Armenia's external trade can be volatile, because most of its exports are concentrated in a small number of product categories and are produced by a limited number of enterprises. Armenian firms export only 80 products with comparative advantage. The lack of strong institutions promoting nontraditional exports (heterogeneous goods to new markets) results in a heavy concentration of Armenia's non-mineral exports to only a few geographical destinations. The Russian Federation is the biggest export market for non-mineral goods and is the source of 80% 90% of remittances.
Agro-processing products, such as beverages, spirits, and vinegar have significant backward linkages to agriculture but make up only about 12% of total merchandise trade. Other products that have demonstrated export potential include wine, fish and crayfish, cheeses, tomato paste, fresh and dried fruits, and vegetables. Many of these products are exported to members of the Commonwealth of Independent States (CIS), where historical ties and migration flows have built consumer awareness and distribution channels. Armenian products, however, remain largely unknown to the rest of the world. Their quality standards, for example in food safety, also require improvement to meet international standards.
The country needs to diversify economic opportunities and productive capabilities to ensure sustainable economic development and poverty reduction. Success in this process will be determined by whether manufacturing firms can overcome the scale-related cost disadvantage of a small domestic market, and whether a more diversified and risk-taking manufacturing base targeted to higher-value markets can be established. Attracting committed and specialized foreign investors particularly from the large Armenian diaspora and global multinational corporations is critical for this endeavor, as they bring frontier knowledge and opportunities to integrate Armenian products into global value chains. The Armenian Development Agency (ADA) the official investment promotion agency (IPA) has been underperforming in attracting FDI compared with comparable countries.

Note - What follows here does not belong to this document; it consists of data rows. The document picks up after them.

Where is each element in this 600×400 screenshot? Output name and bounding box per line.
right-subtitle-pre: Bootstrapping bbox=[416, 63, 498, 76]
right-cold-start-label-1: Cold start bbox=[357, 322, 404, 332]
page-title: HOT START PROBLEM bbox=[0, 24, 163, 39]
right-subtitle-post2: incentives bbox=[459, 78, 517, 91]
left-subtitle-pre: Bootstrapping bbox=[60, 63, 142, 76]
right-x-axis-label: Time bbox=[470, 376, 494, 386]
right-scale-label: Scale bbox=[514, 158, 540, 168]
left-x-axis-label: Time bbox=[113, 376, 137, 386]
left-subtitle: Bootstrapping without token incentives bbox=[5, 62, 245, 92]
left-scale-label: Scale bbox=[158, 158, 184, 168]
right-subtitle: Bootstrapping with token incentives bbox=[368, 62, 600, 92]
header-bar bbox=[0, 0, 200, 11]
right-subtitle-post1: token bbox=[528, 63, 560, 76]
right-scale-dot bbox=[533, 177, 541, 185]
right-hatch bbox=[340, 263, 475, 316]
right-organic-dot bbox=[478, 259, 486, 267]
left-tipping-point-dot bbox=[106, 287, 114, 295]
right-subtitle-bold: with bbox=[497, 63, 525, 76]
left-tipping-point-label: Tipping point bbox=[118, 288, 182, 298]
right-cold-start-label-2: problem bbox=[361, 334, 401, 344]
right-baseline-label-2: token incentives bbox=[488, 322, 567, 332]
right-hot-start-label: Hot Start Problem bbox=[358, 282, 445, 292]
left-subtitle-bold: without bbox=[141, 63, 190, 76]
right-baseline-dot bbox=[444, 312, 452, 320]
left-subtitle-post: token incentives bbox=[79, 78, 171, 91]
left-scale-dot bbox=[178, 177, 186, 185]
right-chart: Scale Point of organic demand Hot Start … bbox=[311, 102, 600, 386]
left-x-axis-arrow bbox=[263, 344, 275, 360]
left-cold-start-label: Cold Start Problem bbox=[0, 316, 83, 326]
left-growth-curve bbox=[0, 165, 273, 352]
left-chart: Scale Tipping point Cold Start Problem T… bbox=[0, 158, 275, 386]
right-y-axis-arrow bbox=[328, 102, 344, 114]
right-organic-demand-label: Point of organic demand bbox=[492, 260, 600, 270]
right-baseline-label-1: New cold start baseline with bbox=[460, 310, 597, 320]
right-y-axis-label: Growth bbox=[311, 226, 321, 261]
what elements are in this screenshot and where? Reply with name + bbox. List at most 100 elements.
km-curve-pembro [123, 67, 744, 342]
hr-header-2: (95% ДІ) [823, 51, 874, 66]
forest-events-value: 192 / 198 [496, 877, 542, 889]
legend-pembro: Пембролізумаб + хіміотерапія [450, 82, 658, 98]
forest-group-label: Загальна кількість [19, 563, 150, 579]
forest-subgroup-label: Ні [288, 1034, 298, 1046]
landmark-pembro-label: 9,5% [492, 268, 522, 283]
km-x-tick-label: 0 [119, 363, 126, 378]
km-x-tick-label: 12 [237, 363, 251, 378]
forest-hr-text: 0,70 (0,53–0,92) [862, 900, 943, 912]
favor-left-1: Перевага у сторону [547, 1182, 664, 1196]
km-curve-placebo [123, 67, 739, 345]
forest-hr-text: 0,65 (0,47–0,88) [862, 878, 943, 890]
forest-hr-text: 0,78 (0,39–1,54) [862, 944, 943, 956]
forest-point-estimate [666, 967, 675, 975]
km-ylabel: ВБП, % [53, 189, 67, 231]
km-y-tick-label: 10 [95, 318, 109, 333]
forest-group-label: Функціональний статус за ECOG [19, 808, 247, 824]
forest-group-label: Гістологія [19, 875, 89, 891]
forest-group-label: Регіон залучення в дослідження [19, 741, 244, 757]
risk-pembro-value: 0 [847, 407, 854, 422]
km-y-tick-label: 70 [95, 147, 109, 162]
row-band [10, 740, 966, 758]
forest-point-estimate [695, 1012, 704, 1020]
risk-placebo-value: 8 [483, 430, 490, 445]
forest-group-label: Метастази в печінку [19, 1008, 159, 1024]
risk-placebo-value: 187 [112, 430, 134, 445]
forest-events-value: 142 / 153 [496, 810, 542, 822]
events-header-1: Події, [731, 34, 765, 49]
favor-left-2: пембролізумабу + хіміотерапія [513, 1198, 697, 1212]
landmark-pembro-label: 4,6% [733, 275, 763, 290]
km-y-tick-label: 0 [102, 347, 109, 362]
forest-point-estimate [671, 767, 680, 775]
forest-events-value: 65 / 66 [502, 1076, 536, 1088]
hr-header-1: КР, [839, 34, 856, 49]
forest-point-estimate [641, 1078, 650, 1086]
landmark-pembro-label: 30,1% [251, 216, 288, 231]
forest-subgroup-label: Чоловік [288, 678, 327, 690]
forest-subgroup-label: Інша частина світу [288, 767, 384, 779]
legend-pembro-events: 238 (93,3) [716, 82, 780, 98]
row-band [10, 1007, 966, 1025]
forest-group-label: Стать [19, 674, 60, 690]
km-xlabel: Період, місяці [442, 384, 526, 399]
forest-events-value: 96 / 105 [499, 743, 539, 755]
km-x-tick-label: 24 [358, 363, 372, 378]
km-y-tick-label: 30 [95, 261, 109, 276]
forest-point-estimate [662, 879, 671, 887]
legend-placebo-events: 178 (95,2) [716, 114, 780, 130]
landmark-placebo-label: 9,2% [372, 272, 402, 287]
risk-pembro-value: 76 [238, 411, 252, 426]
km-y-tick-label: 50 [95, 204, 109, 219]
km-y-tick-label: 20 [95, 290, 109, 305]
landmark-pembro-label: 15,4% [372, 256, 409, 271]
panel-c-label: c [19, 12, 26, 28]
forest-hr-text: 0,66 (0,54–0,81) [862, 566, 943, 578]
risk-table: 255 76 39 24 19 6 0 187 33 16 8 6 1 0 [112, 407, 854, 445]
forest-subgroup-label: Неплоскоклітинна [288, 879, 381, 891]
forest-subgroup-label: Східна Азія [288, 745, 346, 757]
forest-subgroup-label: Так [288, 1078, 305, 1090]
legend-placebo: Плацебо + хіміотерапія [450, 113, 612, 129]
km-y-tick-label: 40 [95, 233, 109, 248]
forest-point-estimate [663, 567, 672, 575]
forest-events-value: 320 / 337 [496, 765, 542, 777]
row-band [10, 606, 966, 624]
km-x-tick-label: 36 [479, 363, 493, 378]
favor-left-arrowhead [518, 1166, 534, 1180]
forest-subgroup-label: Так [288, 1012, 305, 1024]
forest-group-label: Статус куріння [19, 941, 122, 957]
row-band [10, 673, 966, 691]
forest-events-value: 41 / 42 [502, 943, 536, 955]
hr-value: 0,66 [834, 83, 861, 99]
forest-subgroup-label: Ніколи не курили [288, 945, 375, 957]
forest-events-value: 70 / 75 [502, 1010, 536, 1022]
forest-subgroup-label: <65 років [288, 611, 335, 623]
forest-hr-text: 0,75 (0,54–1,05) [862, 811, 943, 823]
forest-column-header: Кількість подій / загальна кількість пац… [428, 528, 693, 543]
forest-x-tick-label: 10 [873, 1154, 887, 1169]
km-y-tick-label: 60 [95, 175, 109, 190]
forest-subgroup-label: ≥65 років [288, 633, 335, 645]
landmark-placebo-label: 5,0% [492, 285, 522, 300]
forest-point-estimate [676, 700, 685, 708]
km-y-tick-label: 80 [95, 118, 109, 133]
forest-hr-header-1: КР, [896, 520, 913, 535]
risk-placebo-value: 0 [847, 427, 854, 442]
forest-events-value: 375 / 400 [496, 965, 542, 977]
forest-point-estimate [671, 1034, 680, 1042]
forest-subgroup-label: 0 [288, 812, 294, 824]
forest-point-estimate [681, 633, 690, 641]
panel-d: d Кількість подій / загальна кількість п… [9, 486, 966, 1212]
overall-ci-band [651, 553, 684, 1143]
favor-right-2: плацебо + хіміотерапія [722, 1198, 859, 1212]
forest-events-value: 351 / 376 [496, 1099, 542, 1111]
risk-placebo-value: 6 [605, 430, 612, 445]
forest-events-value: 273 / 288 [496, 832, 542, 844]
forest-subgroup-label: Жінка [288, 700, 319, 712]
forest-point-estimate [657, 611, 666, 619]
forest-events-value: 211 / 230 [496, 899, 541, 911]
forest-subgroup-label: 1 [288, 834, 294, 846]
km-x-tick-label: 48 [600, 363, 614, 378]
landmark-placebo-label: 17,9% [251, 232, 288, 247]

b. Link to Country Partnership Strategy/Regional Cooperation Strategy:
The government's economic strategy foresees acceleration of structural transformation in 11 export-oriented industrial sectors to increase export diversification in products and destinations. Strategies and action plans for most of these strategic sectors have already been approved, and the remaining sector action plans are being finalized. Successful implementation of the action plans will help create jobs. The government is also developing an FDI strategy to attract committed foreign investors that are specialized in the strategic sectors. Free economic zones are being established to make investing in Armenia more attractive. The government will continue to pursue an economic reform agenda to simplify regulation and facilitate investments. Initiatives such as the elimination in 2011 of a large number of unnecessary regulations and the implementation of a program of tax and customs administration reforms planned for 2013 2015 will help improve the country's attractiveness to investors.